I remember one time during choir rehearsal when I was little, she called me out because I wasn't giving my all. She knew I couldn't sing but she still wanted me to give my all. That was my Aunt Charlotte for you.
She always strived for the best for herself and all those around her. She got most of her degrees after the age of 50.
She encouraged me to use my voice. I could talk to her about anything and she didn't judge me. She would share her wisdom without hesitation.
I would bet that she had something to do with me having to play my flute in church. I don't remember telling anyone at church that I played the flute in high school.
She was an example that if you loved the work you were doing it wasn't work. She was seventy years old with a full time job and still found time to help the youth in the church. She really loved to help people. I don't know how she found the time. I felt like she had some extra hours, lol. Like the Reverend said at the funeral, "She wore herself out for the Lord." That she truly did. She felt like she had a calling and she made sure she did her calling.
I will miss her dearly but I know that she isn't gone. She is still here in spirit. So while our relationship has changed, she will always be my Rev. Dr. Aunt Charlotte.
She influenced so many people's lives that if it weren't for covid, the church would have been packed with all the people whose lives that she touched.
She will truly be missed by a lot of people. She left some shoes that just can't be filled.
I know that she is in heaven directing some plays or some weddings.
She truly left a legacy of love.
This situation has taught me a valuable lesson.
I regret not seeing her for 2 years. I let my weight keep me from living my life for almost 15 years. I have so many regrets. I have so many people that I wish I could say sorry to but they are in heaven now.
For about 6 years, I stayed inside and only went to work and the grocery store. I didn't want people to get to know the fat Shavawn (that's what I called myself inside my head).

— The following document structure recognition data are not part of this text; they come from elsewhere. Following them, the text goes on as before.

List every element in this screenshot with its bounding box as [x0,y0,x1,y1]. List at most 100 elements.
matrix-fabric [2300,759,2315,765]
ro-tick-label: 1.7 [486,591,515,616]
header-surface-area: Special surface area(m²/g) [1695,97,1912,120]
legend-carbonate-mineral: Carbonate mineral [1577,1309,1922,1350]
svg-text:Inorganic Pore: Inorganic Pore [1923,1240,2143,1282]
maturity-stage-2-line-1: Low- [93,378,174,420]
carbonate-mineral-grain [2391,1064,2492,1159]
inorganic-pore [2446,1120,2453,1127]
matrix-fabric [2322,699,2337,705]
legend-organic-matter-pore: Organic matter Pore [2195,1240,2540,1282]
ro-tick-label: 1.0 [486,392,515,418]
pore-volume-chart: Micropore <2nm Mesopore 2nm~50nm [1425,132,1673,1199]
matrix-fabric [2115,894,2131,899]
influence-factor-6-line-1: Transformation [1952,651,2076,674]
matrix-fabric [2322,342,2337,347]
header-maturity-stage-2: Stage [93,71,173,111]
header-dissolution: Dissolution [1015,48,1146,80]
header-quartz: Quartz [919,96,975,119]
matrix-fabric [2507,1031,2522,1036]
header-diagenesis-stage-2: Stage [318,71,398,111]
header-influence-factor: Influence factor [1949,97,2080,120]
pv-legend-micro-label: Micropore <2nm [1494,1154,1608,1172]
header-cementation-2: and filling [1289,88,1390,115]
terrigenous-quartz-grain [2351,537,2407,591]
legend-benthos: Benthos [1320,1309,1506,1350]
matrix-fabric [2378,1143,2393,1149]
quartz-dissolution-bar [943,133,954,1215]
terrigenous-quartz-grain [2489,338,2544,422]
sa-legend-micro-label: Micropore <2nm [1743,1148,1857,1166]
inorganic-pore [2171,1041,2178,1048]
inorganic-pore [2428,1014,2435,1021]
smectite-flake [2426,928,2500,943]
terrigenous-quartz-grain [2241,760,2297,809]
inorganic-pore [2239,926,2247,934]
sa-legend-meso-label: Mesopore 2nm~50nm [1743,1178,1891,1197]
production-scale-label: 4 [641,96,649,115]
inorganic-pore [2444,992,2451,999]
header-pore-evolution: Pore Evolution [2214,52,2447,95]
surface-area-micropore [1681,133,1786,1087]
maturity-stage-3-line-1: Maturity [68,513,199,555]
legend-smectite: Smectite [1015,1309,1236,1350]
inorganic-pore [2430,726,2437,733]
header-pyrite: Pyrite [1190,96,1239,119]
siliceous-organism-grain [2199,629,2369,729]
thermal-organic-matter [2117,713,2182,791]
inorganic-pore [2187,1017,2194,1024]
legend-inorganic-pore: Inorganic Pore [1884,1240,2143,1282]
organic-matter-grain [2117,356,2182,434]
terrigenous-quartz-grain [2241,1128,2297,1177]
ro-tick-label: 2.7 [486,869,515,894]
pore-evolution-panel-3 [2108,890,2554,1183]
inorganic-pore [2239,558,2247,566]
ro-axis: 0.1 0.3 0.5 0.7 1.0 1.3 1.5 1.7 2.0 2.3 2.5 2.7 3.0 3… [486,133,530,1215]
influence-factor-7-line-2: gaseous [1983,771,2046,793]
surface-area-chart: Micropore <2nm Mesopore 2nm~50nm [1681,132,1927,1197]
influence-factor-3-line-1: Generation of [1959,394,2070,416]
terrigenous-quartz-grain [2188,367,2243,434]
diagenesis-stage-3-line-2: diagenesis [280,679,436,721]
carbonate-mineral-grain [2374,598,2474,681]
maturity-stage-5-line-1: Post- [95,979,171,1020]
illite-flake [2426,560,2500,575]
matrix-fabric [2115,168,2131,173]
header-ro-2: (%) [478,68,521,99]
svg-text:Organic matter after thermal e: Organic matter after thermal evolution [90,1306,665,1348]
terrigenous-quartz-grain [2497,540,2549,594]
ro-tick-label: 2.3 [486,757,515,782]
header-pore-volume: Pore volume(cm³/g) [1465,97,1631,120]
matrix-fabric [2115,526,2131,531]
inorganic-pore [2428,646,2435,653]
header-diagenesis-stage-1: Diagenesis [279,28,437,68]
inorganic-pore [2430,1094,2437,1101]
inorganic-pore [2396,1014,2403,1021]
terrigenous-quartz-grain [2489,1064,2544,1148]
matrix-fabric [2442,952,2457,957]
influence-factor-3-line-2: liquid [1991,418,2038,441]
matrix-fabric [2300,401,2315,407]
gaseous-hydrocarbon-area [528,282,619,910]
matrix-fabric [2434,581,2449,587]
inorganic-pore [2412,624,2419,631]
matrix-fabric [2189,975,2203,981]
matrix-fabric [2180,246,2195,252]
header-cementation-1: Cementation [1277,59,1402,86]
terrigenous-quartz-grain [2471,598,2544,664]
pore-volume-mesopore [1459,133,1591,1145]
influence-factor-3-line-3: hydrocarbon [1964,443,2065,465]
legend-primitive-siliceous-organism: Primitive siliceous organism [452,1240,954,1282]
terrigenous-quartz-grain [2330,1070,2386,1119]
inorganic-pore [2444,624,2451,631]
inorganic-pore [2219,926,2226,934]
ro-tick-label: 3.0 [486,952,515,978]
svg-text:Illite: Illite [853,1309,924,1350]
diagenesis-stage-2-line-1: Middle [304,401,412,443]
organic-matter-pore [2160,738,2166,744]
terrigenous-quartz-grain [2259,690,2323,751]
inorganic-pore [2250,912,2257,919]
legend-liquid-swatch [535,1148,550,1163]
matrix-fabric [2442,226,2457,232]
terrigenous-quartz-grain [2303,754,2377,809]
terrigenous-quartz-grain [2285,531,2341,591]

I say all this to say, please don't let your hair take you away from your life.
No one has a second chance at reliving this life. Once it's gone, that's it.
I'm 39 and I feel like I've just started to live my life and I'm a little sad that I let myself waste all those years. I now know that those years prepared me for having alopecia.
I let the scale rule my life for so long and I don't want to let my hair rule my life now.
Getting a life coach was a game changer for me. I know that I would still be wasting my life if I didn't make a change.
We can take our lives back from our hair and not let it ruin our lives. We are beautiful inside and out, with or without hair.
If you need help, I can help you. Go to my website, www.alopeciaempress.com and sign up for a Breakthrough Session.
As I said see you later to my favorite Aunt Charlotte, I will not forget the lessons that she taught me. I will always love her and remember her.